I'm trying to retrieve all fields from this web page:
https://www.jobsbank.gov.sg/ICMSPortal/portlets/JobBankHandler/SearchDetail.do?id=JOB-2016-0008786
However, when I run my code, it does not even seem to retrieve the HTML. I'm wondering what is it about the page that makes it unable to retrieve the HTML (I use PhantomJS.exe headless browser but that shouldn't make a difference), does this have anything to do with iframe? If so, how do I use selenium to deal with this?
I've used selenium with phantomJS to scrape from http://www.indeed.com/resumes/-/in-Singapore successfully, but the same method doesn't seem to work for the website mentioned above. Please refer to my code below
import re
import math
import time
import requests
from lxml import html
import selenium
from selenium import webdriver
def getPageEnd(url):
payload = {
"{actionForm.checkValidRequest}": "YES",
"{actionForm.recordsPerPage}": "20",
"{actionForm.sortBy}": "1",
"{actionForm.searchType}": "Quick Search",
"{actionForm.currentPageNumber}": "1"
}
r = requests.post(url, data=payload)
tree = html.fromstring(r.text)
page_list = tree.xpath('//div[@class="searchetails"]/p/'
'span[@style="color: #b41b84;"]/text()')
page_list = re.findall('\d+', page_list[0])
page_end = page_list[-1]
page_end = int(page_end)/100.0
page_end = math.ceil(page_end) #rounding up
return int(page_end)
def jobScrape(url, pagenum):
job_link_url_prepend = "__https://www.jobsbank.gov.sg"
payload = {
"{actionForm.checkValidRequest}": "YES",
"{actionForm.recordsPerPage}": "20",
"{actionForm.sortBy}": "1",
"{actionForm.searchType}": "Quick Search",
"{actionForm.currentPageNumber}": "%s" % pagenum,
}
while True:
try:
r = requests.post(url, data=payload)
except requests.exceptions.ConnectionError as e:
print("Exception ConnectionError was caught, retrying requests...")
time.sleep(5)
else:
break
tree = html.fromstring(r.text)
cur_page_job_links = [job_link_url_prepend + i for i in
tree.xpath('//td[@class="jobDesActive"]/a/@href')]
print("Done scraping page %s" % pagenum)
return cur_page_job_links
def main():
driver = webdriver.PhantomJS(executable_path=r'E:\desktop\phantomjs.exe')

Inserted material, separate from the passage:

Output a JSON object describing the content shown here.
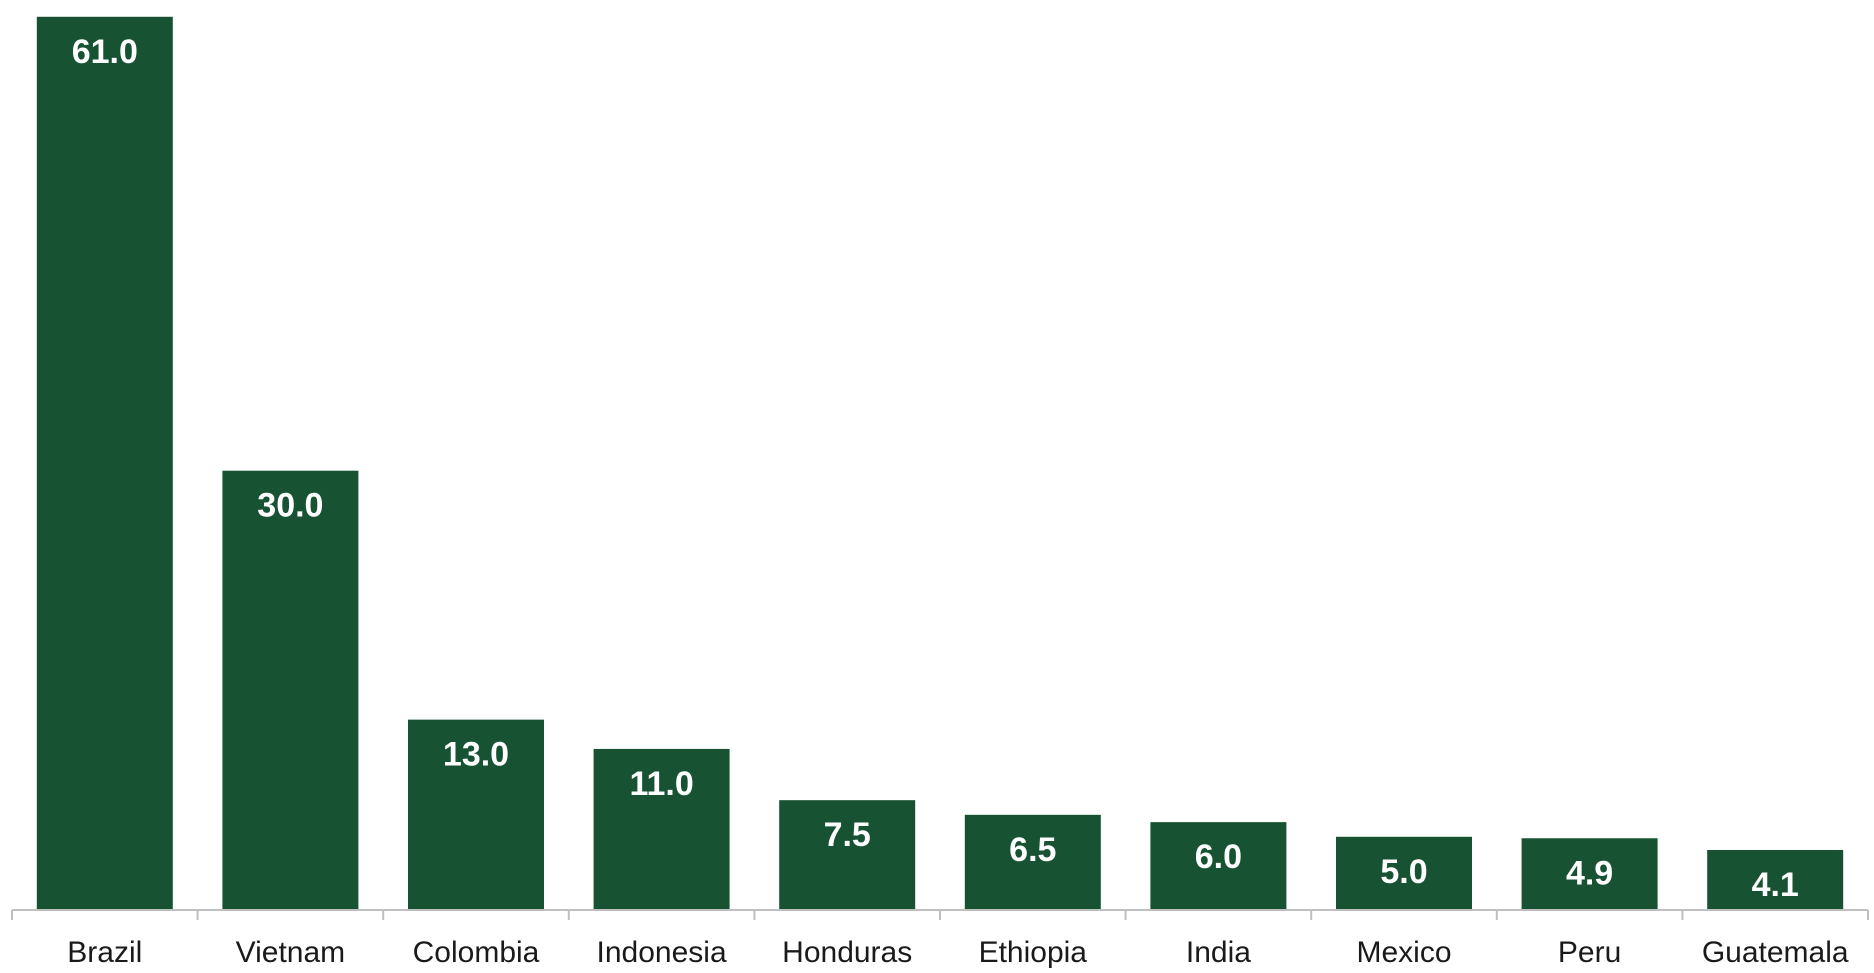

driver.set_window_size(1120, 550)
url = "https://www.jobsbank.gov.sg/ICMSPortal/portlets/JobBankHandler/SearchResult3.do"
page_start = 1
page_end = getPageEnd(url)
for pagenum in range(page_start, 2):
cur_page_job_links = jobScrape(url, str(pagenum))
with open("link.txt", 'a') as f:
for link in cur_page_job_links:
f.write("%s \n" % link)
for link in cur_page_job_links:
url = "__https://" + link
driver.get(url)
htmltext = driver.page_source
print htmltext
if __name__ == "__main__":
main()
I think it might have something to do with wanting to retrieve JobDescription frame, how do I use a command like window.document.getElementById("frameJobDescription") to get what I want?